BRANCACCIO: But if you do, as you say, practice Robin Hood law, any affluent viewer looking in on us is gonna go, "Gulp." A person of more modest means is gonna say, "I'd love to be the beneficiary of that redistributed wealth." How do you create what even you argue are necessary coalitions with people of different classes?

RICE: You know what? I get money from people who are the super rich because they understand that it's actually in their interests to have an engine that's creating upward mobility. Their wealth is more secure in a country where people have hope and know they can move up and know there's a future for their kids.

And that, in fact, the more educated the people are around them, the better fed, the better, you know, they understand that when the folk around them are doing well, they do even better. So you're actually enriching the rich. But by enriching the many as opposed to enriching the few. They get it.

BRANCACCIO: Well, Connie Rice, thank you so much for sharing these views on NOW.

RICE: And thank you for having me.

MOYERS: Earlier in this broadcast, you heard Deborah Amos talk about the fear of women in Iraq that under Islamic law, they would be denied their rights once a new government is in place. But it's not just in Iraq.
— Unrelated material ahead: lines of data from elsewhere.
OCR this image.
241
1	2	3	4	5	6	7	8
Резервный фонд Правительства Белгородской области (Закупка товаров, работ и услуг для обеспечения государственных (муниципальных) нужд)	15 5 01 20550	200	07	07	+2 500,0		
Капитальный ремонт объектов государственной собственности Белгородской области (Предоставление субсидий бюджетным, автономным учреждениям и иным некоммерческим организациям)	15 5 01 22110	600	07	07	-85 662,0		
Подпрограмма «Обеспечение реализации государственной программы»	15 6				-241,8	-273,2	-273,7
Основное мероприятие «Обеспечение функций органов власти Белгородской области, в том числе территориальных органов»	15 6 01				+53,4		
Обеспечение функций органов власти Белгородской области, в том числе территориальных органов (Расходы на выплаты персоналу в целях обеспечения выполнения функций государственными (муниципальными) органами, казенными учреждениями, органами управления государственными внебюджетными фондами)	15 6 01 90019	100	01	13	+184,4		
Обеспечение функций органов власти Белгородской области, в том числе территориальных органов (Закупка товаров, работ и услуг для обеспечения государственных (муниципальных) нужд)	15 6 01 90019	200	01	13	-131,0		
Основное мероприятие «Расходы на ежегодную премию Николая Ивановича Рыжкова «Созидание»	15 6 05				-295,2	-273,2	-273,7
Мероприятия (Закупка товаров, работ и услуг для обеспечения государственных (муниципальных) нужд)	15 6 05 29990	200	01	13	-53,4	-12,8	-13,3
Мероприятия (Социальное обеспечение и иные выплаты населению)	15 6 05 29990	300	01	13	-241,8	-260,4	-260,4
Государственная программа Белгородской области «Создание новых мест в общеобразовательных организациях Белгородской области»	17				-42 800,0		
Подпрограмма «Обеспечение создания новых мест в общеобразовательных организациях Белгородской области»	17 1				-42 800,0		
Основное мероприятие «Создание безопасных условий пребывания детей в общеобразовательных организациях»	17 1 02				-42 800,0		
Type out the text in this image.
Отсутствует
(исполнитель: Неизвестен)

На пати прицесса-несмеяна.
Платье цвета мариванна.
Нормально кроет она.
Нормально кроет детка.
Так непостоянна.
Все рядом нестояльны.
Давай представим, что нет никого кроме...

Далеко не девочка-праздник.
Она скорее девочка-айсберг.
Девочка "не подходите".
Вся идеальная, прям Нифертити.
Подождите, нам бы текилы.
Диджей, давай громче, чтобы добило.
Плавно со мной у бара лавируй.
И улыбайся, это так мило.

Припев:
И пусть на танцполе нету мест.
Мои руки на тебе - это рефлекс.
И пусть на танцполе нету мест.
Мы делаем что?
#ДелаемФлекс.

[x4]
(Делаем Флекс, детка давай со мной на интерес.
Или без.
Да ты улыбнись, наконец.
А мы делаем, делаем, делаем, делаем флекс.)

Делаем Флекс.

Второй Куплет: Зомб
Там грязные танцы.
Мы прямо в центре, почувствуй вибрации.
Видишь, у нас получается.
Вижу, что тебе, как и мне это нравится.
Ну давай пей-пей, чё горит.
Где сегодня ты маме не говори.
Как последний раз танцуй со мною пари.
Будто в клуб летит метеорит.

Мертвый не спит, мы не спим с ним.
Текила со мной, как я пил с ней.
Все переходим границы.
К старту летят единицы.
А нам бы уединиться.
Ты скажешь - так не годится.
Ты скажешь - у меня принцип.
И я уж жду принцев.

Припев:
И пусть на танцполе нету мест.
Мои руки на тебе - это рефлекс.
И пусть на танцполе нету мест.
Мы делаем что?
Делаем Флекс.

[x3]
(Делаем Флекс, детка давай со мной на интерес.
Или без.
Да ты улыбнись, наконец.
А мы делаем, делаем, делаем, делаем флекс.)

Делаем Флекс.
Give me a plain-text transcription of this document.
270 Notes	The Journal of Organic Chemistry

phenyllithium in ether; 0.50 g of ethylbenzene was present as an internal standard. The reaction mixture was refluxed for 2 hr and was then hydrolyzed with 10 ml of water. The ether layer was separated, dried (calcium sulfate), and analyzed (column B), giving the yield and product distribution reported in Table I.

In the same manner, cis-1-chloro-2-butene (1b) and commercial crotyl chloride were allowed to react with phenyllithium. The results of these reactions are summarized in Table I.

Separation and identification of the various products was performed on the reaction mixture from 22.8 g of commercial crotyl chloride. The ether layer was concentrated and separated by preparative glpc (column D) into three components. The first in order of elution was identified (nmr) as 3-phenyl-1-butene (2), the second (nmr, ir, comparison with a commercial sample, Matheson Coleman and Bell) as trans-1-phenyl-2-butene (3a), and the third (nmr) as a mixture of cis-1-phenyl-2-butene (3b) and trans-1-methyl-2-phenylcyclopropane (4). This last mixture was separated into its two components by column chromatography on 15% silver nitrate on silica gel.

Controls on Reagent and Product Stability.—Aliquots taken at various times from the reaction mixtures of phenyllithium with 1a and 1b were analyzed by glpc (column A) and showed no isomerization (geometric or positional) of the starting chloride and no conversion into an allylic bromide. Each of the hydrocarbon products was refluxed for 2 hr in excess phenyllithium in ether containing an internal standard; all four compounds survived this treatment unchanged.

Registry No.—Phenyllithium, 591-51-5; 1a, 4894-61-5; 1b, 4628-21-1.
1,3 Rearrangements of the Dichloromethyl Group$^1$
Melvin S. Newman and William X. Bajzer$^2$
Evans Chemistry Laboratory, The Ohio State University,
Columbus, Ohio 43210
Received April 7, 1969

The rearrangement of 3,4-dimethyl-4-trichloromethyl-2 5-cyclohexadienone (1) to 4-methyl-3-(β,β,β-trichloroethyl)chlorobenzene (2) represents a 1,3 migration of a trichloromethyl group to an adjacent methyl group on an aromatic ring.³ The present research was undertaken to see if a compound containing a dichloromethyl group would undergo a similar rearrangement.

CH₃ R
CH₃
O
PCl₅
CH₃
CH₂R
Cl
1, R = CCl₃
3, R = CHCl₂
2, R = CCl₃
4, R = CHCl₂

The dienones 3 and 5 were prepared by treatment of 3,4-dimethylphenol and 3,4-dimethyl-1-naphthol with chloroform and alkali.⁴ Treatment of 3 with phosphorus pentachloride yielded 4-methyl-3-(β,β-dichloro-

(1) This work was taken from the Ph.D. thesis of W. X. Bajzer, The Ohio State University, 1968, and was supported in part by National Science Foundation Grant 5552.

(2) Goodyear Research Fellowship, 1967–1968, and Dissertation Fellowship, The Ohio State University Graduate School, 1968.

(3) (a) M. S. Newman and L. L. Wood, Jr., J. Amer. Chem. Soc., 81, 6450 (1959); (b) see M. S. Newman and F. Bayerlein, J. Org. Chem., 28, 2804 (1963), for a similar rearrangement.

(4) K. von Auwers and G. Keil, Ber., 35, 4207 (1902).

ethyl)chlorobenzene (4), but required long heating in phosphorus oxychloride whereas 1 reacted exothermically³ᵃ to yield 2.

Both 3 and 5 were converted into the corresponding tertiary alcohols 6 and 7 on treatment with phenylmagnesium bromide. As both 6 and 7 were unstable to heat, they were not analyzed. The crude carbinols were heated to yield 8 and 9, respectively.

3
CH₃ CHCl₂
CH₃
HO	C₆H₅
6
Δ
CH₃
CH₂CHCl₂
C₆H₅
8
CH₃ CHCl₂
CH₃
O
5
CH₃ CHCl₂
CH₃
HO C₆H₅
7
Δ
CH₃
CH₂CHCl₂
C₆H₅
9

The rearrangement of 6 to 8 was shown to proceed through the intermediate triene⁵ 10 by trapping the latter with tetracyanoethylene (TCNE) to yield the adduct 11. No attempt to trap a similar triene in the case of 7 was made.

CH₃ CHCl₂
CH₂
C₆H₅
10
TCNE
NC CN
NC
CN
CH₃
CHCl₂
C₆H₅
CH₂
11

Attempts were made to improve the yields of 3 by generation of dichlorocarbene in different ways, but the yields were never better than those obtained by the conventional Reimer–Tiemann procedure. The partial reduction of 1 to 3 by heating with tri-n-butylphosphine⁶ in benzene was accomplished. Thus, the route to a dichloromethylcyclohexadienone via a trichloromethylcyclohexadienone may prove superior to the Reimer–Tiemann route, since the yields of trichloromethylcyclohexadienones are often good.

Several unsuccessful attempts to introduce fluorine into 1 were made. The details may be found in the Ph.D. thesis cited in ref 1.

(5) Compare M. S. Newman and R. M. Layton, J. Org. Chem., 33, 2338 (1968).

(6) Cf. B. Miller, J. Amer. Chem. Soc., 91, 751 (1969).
If they gave an Oscar for the movie that best calls forth the moral imagination — our inherent ability to feel life as others live it — the winner would easily be a little film, just 83 minutes long, called OSAMA.

Not the Osama you're thinking of, not the butcher of 9/11. This Osama is a young girl growing up in Afghanistan under the tyranny of the Taliban, Islam's horrific fanatical gangsters who emerged out of the chaos after the Russians left the country.

After that war, before 9/11, the Taliban turned their full and frightening talents back to the repression of women.

Women exist, in this fundamentalist reading of sacred scripture, to be impregnated, indentured, and for disobeying the mullahs, stoned to death.

The film dramatizes an extraordinary moment in Kabul, the capitol, when hungry impoverished desperate women, mostly widows, protest for the right to work and are driven back by their masters.

Since only males are eligible for jobs, it is decided that Osama will be passed off as a boy. Her meager wages the family's only hope to stave off starvation.

It works for a while, though under the ubiquitous eyes of Taliban vigilantes, she is soon found out and imprisoned.

For her sin of posing as a boy, defiling the faith, she is given as a wife to a sadistic old cleric, condemned to bondage for the rest of her life in the name of god.

See this movie if you can. It cuts deep and stays long. Which is one reason OSAMA won the Golden Globe award as the best foreign language film of the year. But when you see it, keep in mind that the theological thuggery has returned to Afghanistan.

Human rights observers there say the situation for women and girls there is once again appalling. They can be stopped in public by the virginity police and examined for evidence of sexual intercourse. Young girls are often given over to settle blood feuds. One teenager who ran away from the octogenarian husband she had been forced to marry was arrested and sentenced to more than two years in prison.

On and on the litany goes·abductions, rape, harassment, suicides. Of course, Afghanistan is not the only place where women suffer from religious tyranny, but our honor as a nation is invested there. "The rights of the women of Afghanistan will not be negotiable." So said Secretary of State Colin Powell soon after the US started hunting for bin Laden.

And two months after 9/11 our first lady said: "Because of our recent military gains [there], women are no longer imprisoned in their homes. The fight against terrorism," she said, "is also a fight for the rights and dignity of women."

They surely meant it. But misogynist fundamentalist warlords have taken up where the Taliban left off, and a country liberated by American power remains for women a totalitarian society. And for us, a broken promise.